I'd like to note as well that 3.2.01 is a pretty old CWM release. It will work, but I recall "Go Back" being a bit touchy on that version. If you can get there though, you can pretty much flash any rom you want. Any time you install a new ROM, you need to do Wipe data/factory reset. Copy the CWM compatible zip file to your sdcard and choose the option to install from a zip, pick the file, and let it do its work.


----------



## Sdeph5200 (Oct 2, 2011)

Ok so I've told it to wipe data/factory reset from CWM, and its been about 20-25 minutes and it appears stuck on Formatting /sdcard/.android_secure.

From poking around I've read that I should probably use Odin at this point, but I wanted to check in and see if anyone else had that experience on their Charge before doing that.

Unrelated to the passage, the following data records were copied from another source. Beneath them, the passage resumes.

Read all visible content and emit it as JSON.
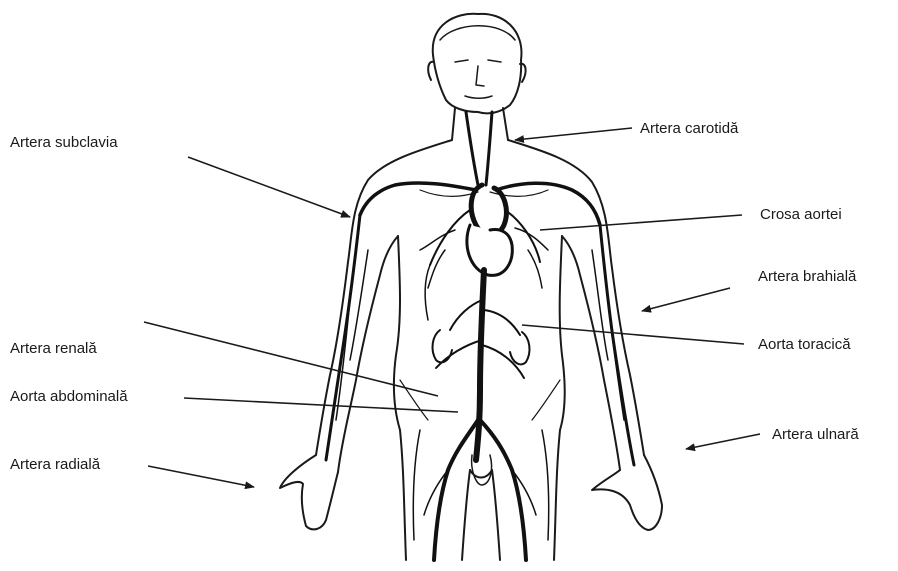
{
  "labels": {
    "subclavia": "Artera subclavia",
    "carotida": "Artera carotidă",
    "crosa": "Crosa aortei",
    "brahiala": "Artera brahială",
    "toracica": "Aorta toracică",
    "renala": "Artera renală",
    "abdominala": "Aorta abdominală",
    "ulnara": "Artera ulnară",
    "radiala": "Artera radială"
  },
  "colors": {
    "ink": "#1a1a1a",
    "vessel": "#111111",
    "background": "#ffffff"
  }
}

Also I need to find a link to Odin that isn't blocked by my work lol.


----------



## wyllic (Sep 5, 2011)

Does your work block dropbox? I can upload Odin for you

Sent from my SCH-I510 using Tapatalk


----------



## Sdeph5200 (Oct 2, 2011)

Thank you, but they do. If you could send it to me via email [email protected] I can download it on my work blackberry and xfer it to my laptop.

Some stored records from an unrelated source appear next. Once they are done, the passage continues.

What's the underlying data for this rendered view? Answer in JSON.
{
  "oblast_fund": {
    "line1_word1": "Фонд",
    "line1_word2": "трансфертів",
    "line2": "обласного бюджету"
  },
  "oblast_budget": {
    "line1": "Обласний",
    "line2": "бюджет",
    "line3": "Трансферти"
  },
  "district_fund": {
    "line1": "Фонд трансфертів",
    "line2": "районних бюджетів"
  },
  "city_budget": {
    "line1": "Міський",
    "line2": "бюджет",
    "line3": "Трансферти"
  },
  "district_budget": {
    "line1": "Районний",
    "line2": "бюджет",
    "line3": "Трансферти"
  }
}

Thanks a lot for all the help guys


----------



## wyllic (Sep 5, 2011)

Sent

Sent from my SCH-I510 using Tapatalk


----------



## Sdeph5200 (Oct 2, 2011)

Thanks, I appreciate it. I took the battery out of the Droid Charge and booted it back up and it worked fine. The wipe data/restore factory must've worked but just frozen at the end. I'll still use that ODIN to do the new flash so thank you very much.


----------



## wyllic (Sep 5, 2011)

Anytime

Sent from my SCH-I510 using Tapatalk


----------



## Sdeph5200 (Oct 2, 2011)

Just an update, I got everything up and running last night when I got home. I'm currently running Gummycharged GBE 2.0 on my Droid Charge, and I'm loving it!

Thanks again everyone for all your help!


----------



## Mrtruckincowboy (Aug 23, 2011)

glad it worked out for ya man


----------